Like Singer's earlier movies Spotlight and The Post, First Man patiently unwraps the complex layers of this true story, laying bare without technobabble the technical challenges that go into spaceflight. On almost every mission, the cosmic pioneers discover life-threatening problems only when they're in the capsule or deep into the mission, and have to solve these problems on the fly. At one point, Armstrong notes that at a certain point in the atmosphere you have to slow down to speed up. "It's the opposite of what they teach you as a pilot," he tells his wife, adding "It's kinda neat."

The big question remains: With all these apparently insurmountable technical challenges, why spend billions of dollars leaping higher than ever when there are so many problems on the ground? And for those first men, why leave your family and potentially never come back?

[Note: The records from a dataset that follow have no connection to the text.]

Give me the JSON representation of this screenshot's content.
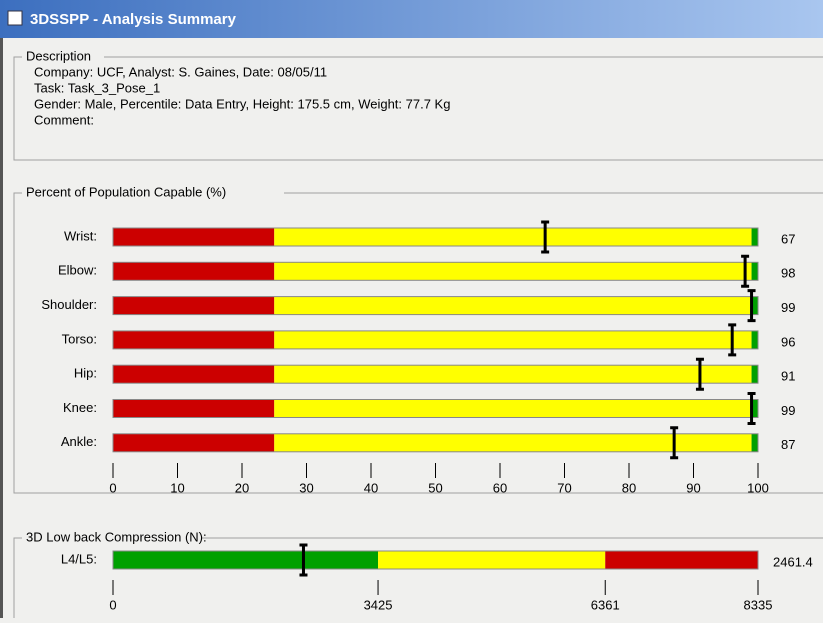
{
  "window": {
    "title": "3DSSPP - Analysis Summary"
  },
  "description": {
    "title": "Description",
    "lines": [
      "Company: UCF, Analyst: S. Gaines, Date: 08/05/11",
      "Task: Task_3_Pose_1",
      "Gender: Male, Percentile: Data Entry, Height: 175.5 cm, Weight: 77.7 Kg",
      "Comment:"
    ]
  },
  "chart_data": [
    {
      "type": "bar",
      "orientation": "horizontal",
      "title": "Percent of Population Capable (%)",
      "categories": [
        "Wrist:",
        "Elbow:",
        "Shoulder:",
        "Torso:",
        "Hip:",
        "Knee:",
        "Ankle:"
      ],
      "values": [
        67,
        98,
        99,
        96,
        91,
        99,
        87
      ],
      "xlim": [
        0,
        100
      ],
      "xticks": [
        0,
        10,
        20,
        30,
        40,
        50,
        60,
        70,
        80,
        90,
        100
      ],
      "zones": [
        {
          "from": 0,
          "to": 25,
          "color": "#cc0000"
        },
        {
          "from": 25,
          "to": 99,
          "color": "#ffff00"
        },
        {
          "from": 99,
          "to": 100,
          "color": "#00a000"
        }
      ]
    },
    {
      "type": "bar",
      "orientation": "horizontal",
      "title": "3D Low back Compression (N):",
      "categories": [
        "L4/L5:"
      ],
      "values": [
        2461.4
      ],
      "xlim": [
        0,
        8335
      ],
      "xticks": [
        0,
        3425,
        6361,
        8335
      ],
      "zones": [
        {
          "from": 0,
          "to": 3425,
          "color": "#00a000"
        },
        {
          "from": 3425,
          "to": 6361,
          "color": "#ffff00"
        },
        {
          "from": 6361,
          "to": 8335,
          "color": "#cc0000"
        }
      ]
    }
  ]
}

Like everything in First Man, the answers are hinted at rather than made explicit. Chazelle and the filmmakers seem pretty clear on the nobility of the mission and the way space exploration brings a fresh, potentially unifying perspective to all of humanity. But the film doesn't shy away from the cost of the quest, in money, in lost opportunities to solve more earthly problems, and in the lives of the men who hurled themselves against the sky.

As meticulously constructed as the vehicles that went to the moon, as measured as the men who flew them, First Man confidently builds towards a fiery operatic climax. Ultimately you're invited to decide for yourself if the great leap was worth it. But 50 years on from the day humanity first walked on the moon, in a time of space tourism and Space Force and space junk, it's a timely reminder of why we aim for the stars.